Background Several epidemiologic studies suggested that higher sodium and lower potassium intakes were associated with increased risk of cardiovascular diseases (CVD). Few studies have examined joint effects of dietary sodium and potassium intake on risk of mortality.
Methods To investigate estimated usual intakes of sodium and potassium as well as their ratio in relation to risk of all-cause and CVD mortality, the Third National Health and Nutrition Examination Survey Linked Mortality File (1988-2006), a prospective cohort study of a nationally representative sample of 12 267 US adults, studied all-cause, cardiovascular, and ischemic heart (IHD) diseases mortality.
Results During a mean follow-up period of 14.8 years, we documented a total of 2270 deaths, including 825 CVD deaths and 443 IHD deaths.
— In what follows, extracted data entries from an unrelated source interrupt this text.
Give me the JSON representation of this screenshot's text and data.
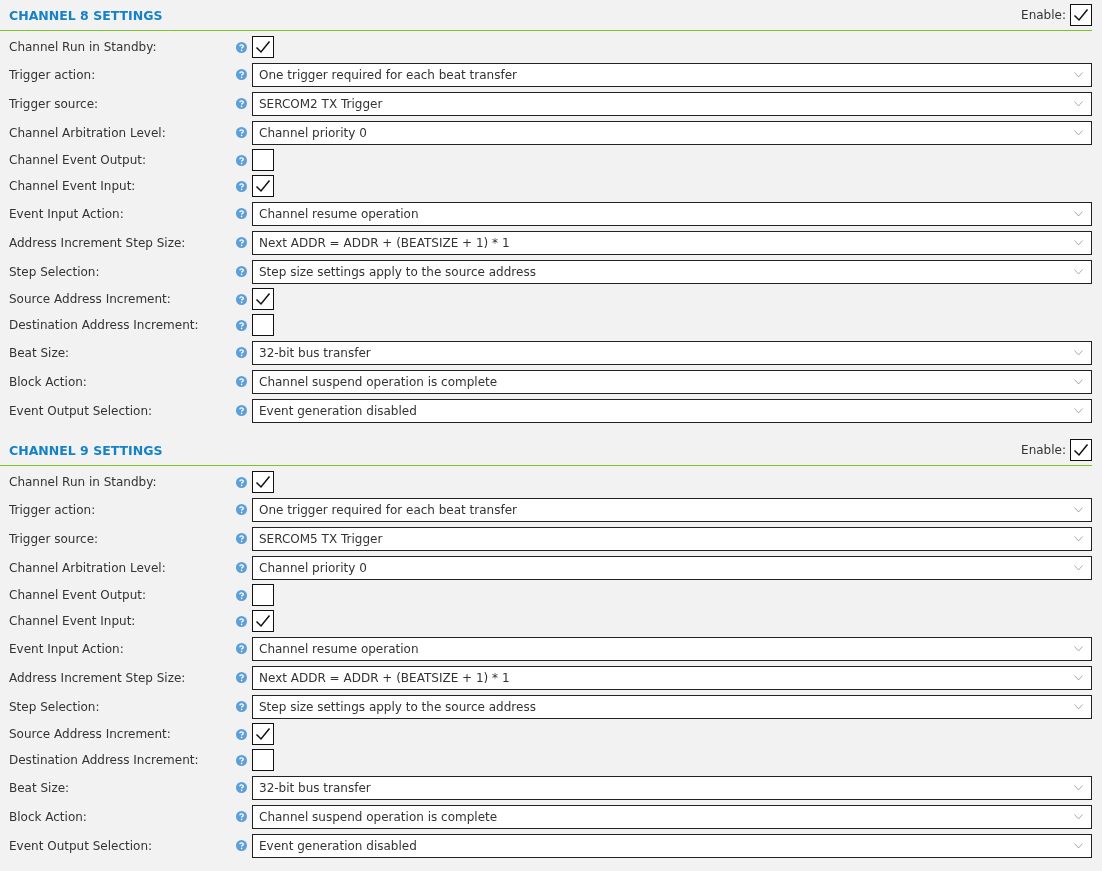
{
  "sections": [
    {
      "title": "CHANNEL 8 SETTINGS",
      "enable_label": "Enable:",
      "enabled": true,
      "settings": [
        {
          "label": "Channel Run in Standby:",
          "kind": "checkbox",
          "checked": true
        },
        {
          "label": "Trigger action:",
          "kind": "select",
          "value": "One trigger required for each beat transfer"
        },
        {
          "label": "Trigger source:",
          "kind": "select",
          "value": "SERCOM2 TX Trigger"
        },
        {
          "label": "Channel Arbitration Level:",
          "kind": "select",
          "value": "Channel priority 0"
        },
        {
          "label": "Channel Event Output:",
          "kind": "checkbox",
          "checked": false
        },
        {
          "label": "Channel Event Input:",
          "kind": "checkbox",
          "checked": true
        },
        {
          "label": "Event Input Action:",
          "kind": "select",
          "value": "Channel resume operation"
        },
        {
          "label": "Address Increment Step Size:",
          "kind": "select",
          "value": "Next ADDR = ADDR + (BEATSIZE + 1) * 1"
        },
        {
          "label": "Step Selection:",
          "kind": "select",
          "value": "Step size settings apply to the source address"
        },
        {
          "label": "Source Address Increment:",
          "kind": "checkbox",
          "checked": true
        },
        {
          "label": "Destination Address Increment:",
          "kind": "checkbox",
          "checked": false
        },
        {
          "label": "Beat Size:",
          "kind": "select",
          "value": "32-bit bus transfer"
        },
        {
          "label": "Block Action:",
          "kind": "select",
          "value": "Channel suspend operation is complete"
        },
        {
          "label": "Event Output Selection:",
          "kind": "select",
          "value": "Event generation disabled"
        }
      ]
    },
    {
      "title": "CHANNEL 9 SETTINGS",
      "enable_label": "Enable:",
      "enabled": true,
      "settings": [
        {
          "label": "Channel Run in Standby:",
          "kind": "checkbox",
          "checked": true
        },
        {
          "label": "Trigger action:",
          "kind": "select",
          "value": "One trigger required for each beat transfer"
        },
        {
          "label": "Trigger source:",
          "kind": "select",
          "value": "SERCOM5 TX Trigger"
        },
        {
          "label": "Channel Arbitration Level:",
          "kind": "select",
          "value": "Channel priority 0"
        },
        {
          "label": "Channel Event Output:",
          "kind": "checkbox",
          "checked": false
        },
        {
          "label": "Channel Event Input:",
          "kind": "checkbox",
          "checked": true
        },
        {
          "label": "Event Input Action:",
          "kind": "select",
          "value": "Channel resume operation"
        },
        {
          "label": "Address Increment Step Size:",
          "kind": "select",
          "value": "Next ADDR = ADDR + (BEATSIZE + 1) * 1"
        },
        {
          "label": "Step Selection:",
          "kind": "select",
          "value": "Step size settings apply to the source address"
        },
        {
          "label": "Source Address Increment:",
          "kind": "checkbox",
          "checked": true
        },
        {
          "label": "Destination Address Increment:",
          "kind": "checkbox",
          "checked": false
        },
        {
          "label": "Beat Size:",
          "kind": "select",
          "value": "32-bit bus transfer"
        },
        {
          "label": "Block Action:",
          "kind": "select",
          "value": "Channel suspend operation is complete"
        },
        {
          "label": "Event Output Selection:",
          "kind": "select",
          "value": "Event generation disabled"
        }
      ]
    }
  ]
}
After multivariable adjustment, higher sodium intake was associated with increased all-cause mortality (hazard ratio [HR], 1.20; 95% confidence interval [CI], 1.03-1.41 per 1000 mg/d), whereas higher potassium intake was associated with lower mortality risk (HR, 0.80; 95% CI, 0.67-0.94 per 1000 mg/d). For sodium-potassium ratio, the adjusted HRs comparing the highest quartile with the lowest quartile were HR, 1.46 (95% CI, 1.27-1.67) for all-cause mortality; HR, 1.46 (95% CI, 1.11-1.92) for CVD mortality; and HR, 2.15 (95% CI, 1.48-3.12) for IHD mortality. These findings did not differ significantly by sex, race/ethnicity, body mass index, hypertension status, education levels, or physical activity.
Conclusion Our findings suggest that a higher sodium-potassium ratio is associated with significantly increased risk of CVD and all-cause mortality, and higher sodium intake is associated with increased total mortality in the general US population.